Number of remaining members who could give one of the two remaining speeches = 5.
Number of remaining members who could give the one remaining speech = 4.
To combine the choices above, we multiply:
6*6*5*4 = 720.

2 different speakers:
The speeches can be divided as follows:
1,2....3,4
1,3....2,4
1,4....2,3
Number of ways to divide the speeches = 3.
Number of members who could give the first pair of speeches = 6.
Number of remaining members who could give the remaining pair of speeches = 5.
To combine the choices above, we multiply:
3*6*5 = 90.

Edited.

@Mitch

2 different speakers:
The speeches can be divided as follows:
1,2....3,4
1,3....2,4
1,4....2,3
Number of ways to divide the speeches = 3.
Number of members who could give the first pair of speeches = 6.
Number of remaining members who could give the remaining pair of speeches = 5.
To combine the choices above, we multiply:
3*6*5 = 90.

This is the point I'm having trouble with. Assume the speakers are A B C D E F Now if I need two different speakers example AABB Then I can select two in 6C2= 15 Ways And the four speeches to be assigned to them can be done in 4C2=6 Ways. So possibilities=15*6=90

Is my reasoning correct?

gmatboost wrote:The subtraction approach works well here.

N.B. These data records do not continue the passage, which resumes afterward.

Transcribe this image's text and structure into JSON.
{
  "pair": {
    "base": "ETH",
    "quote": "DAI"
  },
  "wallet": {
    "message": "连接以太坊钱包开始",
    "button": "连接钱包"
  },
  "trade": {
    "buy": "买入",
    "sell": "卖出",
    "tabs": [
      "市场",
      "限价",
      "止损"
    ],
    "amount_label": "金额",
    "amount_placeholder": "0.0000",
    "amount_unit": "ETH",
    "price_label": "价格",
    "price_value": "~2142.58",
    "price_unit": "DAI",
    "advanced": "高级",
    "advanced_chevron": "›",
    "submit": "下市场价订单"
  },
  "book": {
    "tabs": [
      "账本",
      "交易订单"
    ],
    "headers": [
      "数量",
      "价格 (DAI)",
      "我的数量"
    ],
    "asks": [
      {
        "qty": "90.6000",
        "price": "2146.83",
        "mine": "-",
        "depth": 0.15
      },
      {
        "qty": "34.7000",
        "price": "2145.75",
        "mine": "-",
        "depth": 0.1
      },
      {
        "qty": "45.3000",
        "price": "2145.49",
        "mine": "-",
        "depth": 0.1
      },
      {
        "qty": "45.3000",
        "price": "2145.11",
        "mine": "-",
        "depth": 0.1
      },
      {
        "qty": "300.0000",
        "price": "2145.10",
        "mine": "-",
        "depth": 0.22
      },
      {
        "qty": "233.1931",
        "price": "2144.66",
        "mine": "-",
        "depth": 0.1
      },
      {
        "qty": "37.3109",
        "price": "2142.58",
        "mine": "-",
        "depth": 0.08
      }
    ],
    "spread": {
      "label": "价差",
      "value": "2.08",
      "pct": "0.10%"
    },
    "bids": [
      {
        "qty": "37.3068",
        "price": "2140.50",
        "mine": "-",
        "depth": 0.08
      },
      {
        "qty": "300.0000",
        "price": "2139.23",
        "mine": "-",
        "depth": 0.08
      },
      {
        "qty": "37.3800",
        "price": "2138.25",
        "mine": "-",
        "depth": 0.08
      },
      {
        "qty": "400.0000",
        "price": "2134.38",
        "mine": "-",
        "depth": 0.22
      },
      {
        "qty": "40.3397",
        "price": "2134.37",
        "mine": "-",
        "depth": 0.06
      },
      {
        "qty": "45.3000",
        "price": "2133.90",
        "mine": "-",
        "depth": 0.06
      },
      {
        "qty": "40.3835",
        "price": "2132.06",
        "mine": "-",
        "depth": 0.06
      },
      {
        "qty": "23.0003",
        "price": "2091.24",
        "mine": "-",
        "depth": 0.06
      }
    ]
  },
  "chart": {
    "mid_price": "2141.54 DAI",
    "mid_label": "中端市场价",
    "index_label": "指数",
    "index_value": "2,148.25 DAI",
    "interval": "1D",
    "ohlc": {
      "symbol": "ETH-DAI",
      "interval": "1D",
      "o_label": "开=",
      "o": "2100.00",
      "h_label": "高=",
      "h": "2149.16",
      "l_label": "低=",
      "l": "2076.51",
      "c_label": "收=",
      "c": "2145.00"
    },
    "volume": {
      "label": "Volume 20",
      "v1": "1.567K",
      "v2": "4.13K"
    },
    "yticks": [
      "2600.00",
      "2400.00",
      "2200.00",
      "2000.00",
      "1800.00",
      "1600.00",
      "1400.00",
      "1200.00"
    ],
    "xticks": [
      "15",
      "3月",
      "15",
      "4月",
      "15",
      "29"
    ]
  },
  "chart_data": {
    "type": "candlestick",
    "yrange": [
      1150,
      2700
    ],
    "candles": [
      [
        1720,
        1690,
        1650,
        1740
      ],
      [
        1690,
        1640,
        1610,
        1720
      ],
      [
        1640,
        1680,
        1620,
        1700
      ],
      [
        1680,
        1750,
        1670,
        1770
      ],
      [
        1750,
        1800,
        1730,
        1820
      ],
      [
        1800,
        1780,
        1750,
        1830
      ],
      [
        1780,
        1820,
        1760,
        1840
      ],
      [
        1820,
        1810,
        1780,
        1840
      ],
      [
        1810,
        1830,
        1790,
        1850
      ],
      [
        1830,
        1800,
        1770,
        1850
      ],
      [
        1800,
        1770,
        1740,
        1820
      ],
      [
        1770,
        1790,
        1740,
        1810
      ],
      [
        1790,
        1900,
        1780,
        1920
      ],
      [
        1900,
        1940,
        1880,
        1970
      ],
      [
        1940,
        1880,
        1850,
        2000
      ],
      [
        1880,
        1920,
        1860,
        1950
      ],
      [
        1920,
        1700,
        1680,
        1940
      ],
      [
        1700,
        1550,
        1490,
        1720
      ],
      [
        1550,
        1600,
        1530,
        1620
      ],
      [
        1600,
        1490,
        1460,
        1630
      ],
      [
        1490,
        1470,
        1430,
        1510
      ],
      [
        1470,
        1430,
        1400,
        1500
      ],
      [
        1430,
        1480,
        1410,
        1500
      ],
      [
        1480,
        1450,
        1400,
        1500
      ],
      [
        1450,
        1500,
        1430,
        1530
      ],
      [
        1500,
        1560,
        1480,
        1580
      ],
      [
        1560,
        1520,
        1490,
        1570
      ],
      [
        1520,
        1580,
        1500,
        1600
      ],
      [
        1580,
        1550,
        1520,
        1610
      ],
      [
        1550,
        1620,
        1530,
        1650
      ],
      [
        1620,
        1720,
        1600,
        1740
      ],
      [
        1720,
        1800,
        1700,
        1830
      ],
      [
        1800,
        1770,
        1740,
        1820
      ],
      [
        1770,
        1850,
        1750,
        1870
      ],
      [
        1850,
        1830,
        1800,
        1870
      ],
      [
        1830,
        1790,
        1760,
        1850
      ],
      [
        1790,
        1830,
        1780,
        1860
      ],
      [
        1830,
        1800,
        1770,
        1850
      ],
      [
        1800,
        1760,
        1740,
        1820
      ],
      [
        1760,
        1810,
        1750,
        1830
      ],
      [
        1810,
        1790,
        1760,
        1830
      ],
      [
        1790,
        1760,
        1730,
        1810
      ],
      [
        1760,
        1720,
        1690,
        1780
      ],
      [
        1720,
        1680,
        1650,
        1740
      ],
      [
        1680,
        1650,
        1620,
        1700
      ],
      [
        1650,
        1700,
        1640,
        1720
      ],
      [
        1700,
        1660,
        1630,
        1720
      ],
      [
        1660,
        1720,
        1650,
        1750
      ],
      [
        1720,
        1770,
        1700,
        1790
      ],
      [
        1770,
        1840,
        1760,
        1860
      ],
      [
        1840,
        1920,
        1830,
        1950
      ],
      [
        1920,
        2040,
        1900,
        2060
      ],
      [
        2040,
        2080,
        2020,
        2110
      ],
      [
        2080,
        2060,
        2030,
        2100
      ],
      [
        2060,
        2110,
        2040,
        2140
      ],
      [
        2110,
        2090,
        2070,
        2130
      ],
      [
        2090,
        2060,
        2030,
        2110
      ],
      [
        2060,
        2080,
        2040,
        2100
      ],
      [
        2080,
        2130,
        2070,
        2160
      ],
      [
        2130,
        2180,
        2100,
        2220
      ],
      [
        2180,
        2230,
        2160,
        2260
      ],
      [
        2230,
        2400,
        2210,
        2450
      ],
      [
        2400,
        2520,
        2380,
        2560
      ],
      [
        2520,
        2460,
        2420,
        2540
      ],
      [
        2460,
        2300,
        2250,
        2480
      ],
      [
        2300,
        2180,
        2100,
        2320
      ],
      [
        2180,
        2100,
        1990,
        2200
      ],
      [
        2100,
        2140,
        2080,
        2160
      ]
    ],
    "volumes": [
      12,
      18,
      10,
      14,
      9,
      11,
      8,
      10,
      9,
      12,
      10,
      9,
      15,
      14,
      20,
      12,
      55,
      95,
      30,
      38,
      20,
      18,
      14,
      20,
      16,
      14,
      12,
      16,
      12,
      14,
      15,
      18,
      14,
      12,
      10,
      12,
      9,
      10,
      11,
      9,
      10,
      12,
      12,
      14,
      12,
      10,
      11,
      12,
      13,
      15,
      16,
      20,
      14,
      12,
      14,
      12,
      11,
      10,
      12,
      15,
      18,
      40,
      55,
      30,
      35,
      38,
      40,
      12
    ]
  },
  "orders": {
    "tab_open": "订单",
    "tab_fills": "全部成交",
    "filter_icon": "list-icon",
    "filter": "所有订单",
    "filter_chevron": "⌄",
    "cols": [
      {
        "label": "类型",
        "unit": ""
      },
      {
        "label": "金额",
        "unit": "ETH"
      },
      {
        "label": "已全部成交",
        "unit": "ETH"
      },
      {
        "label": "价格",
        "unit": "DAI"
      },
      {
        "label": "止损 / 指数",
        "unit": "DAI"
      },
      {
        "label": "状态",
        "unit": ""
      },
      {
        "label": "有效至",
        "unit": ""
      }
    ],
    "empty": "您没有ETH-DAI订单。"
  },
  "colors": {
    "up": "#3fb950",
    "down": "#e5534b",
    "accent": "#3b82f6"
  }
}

Total possibilities 6*6*6*6 =1296

Ways that 1 person gives all 4 speeches: 6

Ways that 1 person gives 3 speeches:
Who gives the 3 speeches: 6 options
Which 3 speeches does he give? 4C3 = 4 options
Who gives the last speech: 5 options

6*4*5 = 120

1296 - 120 - 6 = 1170.

Hi am unable to follow the part in green!

knight247 wrote:@Mitch

2 different speakers:
The speeches can be divided as follows:
1,2....3,4
1,3....2,4
1,4....2,3
Number of ways to divide the speeches = 3.
Number of members who could give the first pair of speeches = 6.
Number of remaining members who could give the remaining pair of speeches = 5.
To combine the choices above, we multiply:
3*6*5 = 90.

This is the point I'm having trouble with. Assume the speakers are A B C D E F Now if I need two different speakers example AABB Then I can select two in 6C2= 15 Ways And the four speeches to be assigned to them can be done in 4C2=6 Ways. So possibilities=15*6=90

Is my reasoning correct?

Looks good.

In my solution:
I counted the number of ways the speeches could be divided without regard to order (4C2/2! = 3).
I took order into account by counting the number of ways the speakers could be arranged (6*5 = 30).

In your solution:
You counted the number of ways the speakers could be selected without regard to order (6C2 = 15).
You took order into account by counting the number of ways the speeches could be assigned (4C2 * 2C2 = 6).

Either way is fine.

I understand how to arrange 6 people into 4 individual speeches (6! over 2! = 360).

I falter at the next step. If 3 people are speaking, (3 people speak once, 1 person gives a pair of speeches), then...??? What I did was run 6!/3!*3! to get 20 different groups of 3 speaks, then multiplied by 4!, then number of orders of speeches those 20 groups could speak in = 480.

Likewise I got 15 different groups of 2 speakers, multiplied by 4! for the order those speeches could go in, for 360. 360+360+480 = 1200. (frown face)

Also, just to clarify, in forum speak, 4C2 means 4!/2! correct?